First of all I'll say I'm using:
- Oracle Database 11g Express Edition
- Oracle SQL developer
What I'm trying to achieve
Create a backup and restore it, so for example I can delete a table after a backup and then restore the backup to recover that table.
What I tried step by step
Step 1
First I entered to RMAN and used the following statements
connect target;
shutdown immediate;
startup mount;
configure controlfile autobackup on;
backup database;
So for now I'm connected to the database and it's only mounted, and the backup has finished correctly.
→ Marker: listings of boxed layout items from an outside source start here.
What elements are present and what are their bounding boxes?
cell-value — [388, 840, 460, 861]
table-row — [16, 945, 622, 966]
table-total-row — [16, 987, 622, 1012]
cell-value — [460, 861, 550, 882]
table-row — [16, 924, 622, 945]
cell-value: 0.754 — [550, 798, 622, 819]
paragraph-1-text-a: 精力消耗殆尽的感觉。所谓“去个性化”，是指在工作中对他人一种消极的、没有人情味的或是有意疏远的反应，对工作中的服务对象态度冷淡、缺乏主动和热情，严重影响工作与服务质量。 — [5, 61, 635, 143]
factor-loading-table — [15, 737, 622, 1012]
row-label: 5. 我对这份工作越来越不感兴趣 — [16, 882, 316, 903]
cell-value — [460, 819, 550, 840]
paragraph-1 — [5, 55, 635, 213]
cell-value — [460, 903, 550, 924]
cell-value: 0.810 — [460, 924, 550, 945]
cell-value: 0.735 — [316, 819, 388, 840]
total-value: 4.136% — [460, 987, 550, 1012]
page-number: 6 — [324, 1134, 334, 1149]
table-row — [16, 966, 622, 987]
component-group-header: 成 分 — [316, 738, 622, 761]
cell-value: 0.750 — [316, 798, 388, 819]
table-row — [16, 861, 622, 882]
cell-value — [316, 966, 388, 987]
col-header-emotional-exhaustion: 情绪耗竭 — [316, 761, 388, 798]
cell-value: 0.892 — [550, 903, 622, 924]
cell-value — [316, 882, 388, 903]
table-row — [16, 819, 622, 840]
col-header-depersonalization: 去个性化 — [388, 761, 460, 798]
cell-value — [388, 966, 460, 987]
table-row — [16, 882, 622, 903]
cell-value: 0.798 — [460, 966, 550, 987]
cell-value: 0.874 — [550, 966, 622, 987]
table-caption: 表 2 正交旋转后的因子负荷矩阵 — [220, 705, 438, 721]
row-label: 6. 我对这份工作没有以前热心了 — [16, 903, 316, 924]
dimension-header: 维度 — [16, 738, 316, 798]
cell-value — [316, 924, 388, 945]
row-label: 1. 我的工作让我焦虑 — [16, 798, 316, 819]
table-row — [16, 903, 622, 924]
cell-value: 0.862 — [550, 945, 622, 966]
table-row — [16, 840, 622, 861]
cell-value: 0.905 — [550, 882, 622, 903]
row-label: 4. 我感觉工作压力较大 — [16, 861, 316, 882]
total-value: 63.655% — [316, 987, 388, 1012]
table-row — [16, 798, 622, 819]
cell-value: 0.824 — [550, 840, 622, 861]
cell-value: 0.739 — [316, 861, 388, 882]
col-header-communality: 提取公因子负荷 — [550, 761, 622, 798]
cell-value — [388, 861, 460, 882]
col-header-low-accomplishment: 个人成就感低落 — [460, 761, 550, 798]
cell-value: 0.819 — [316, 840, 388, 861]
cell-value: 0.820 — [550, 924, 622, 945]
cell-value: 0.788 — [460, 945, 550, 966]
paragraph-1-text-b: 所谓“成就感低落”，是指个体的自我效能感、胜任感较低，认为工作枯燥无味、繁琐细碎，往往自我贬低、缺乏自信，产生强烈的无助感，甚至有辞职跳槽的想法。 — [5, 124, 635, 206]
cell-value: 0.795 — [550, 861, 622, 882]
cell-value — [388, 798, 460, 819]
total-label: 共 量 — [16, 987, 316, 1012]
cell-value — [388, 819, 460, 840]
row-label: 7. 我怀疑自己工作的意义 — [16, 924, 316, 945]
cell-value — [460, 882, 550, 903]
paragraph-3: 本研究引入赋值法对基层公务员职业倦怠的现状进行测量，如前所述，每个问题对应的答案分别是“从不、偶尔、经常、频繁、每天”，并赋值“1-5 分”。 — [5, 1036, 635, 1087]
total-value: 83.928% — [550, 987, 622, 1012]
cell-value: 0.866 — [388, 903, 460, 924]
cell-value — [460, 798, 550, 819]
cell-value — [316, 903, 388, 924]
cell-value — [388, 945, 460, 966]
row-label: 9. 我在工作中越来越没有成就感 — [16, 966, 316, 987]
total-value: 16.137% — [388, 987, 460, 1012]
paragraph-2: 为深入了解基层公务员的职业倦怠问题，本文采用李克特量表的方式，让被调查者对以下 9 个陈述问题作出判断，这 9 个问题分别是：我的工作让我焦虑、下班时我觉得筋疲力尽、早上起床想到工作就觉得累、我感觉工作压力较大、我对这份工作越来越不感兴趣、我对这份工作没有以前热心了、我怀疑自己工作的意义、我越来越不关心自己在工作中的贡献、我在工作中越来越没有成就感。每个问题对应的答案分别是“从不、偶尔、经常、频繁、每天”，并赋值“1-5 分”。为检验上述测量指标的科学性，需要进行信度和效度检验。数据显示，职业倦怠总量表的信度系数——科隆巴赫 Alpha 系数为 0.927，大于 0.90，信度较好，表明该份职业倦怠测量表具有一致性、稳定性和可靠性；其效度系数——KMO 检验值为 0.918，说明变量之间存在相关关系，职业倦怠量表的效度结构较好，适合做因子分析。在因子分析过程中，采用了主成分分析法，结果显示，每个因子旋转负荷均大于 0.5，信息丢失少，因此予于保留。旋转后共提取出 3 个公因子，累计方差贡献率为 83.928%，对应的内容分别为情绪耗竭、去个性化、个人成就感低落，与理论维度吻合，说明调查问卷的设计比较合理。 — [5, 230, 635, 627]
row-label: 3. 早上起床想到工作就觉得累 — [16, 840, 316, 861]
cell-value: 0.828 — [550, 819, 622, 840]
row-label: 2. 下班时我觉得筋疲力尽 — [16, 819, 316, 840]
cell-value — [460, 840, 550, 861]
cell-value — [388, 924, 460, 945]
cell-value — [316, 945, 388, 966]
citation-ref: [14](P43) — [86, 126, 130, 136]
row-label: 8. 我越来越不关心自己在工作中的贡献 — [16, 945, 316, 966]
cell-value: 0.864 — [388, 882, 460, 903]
You have above what I got after executing the backup.
Step 2
Now I execute startup dba;
because I want to initiate the database, so I can connect with Oracle SQL Developer and for example delete a table.
As you can see I don't have now tables because I deleted the only I had (before the backup I had the table "regions" of the HR schema so that's inside the backup I guess).
After all of this I close the connections in sql developer, because I don't know if it's going to create errors, but I want to avoid them.
Step 3
Now I want to start trying recovering the backup and I execute this because I read that both for backing up and restoring, you must leave the database in the "mount state", so I go to RMAN and execute only this now:
shutdown immediate;
startup mount;
Step 4
And now in this step the real recovery, I execute this:
restore database;
recover database;
Now I should execute the following but it's returning this error:
alter database open;
So, I execute this instead:
alter database open resetlogs;
Step 5
Now that all is done and opened, I'll check if the table is recovered in sql developer.
And no, it's not there.
Best Answer
Based on the above output, you never had the table.
But let's assume you had the table, then created the backup, then dropped the table.
You restored the database with
restore database
.Then you recovered the database to the most recent point with
recover database
.So you restored the database, and it had the table. Then you recovered the database using the redo log, which contained the change that dropped the table, so the table was dropped again. It is no wonder you can not see the table after opening the database.
If you took the backup at
2019-05-27 22:00:00
, then dropped the table at2019-05-27 22:10:00
, and you want to restore the database to a point of time when it still had the table, you need to perform an incomplete recovery.So instead of
recover database;
, specify a point of time where you still had the table, for example:recover database until time "to_date('2019-05-27 22:05:00', 'YYYY-MM-DD HH24:MI:SS')";
.Oracle did exactly what you asked from it.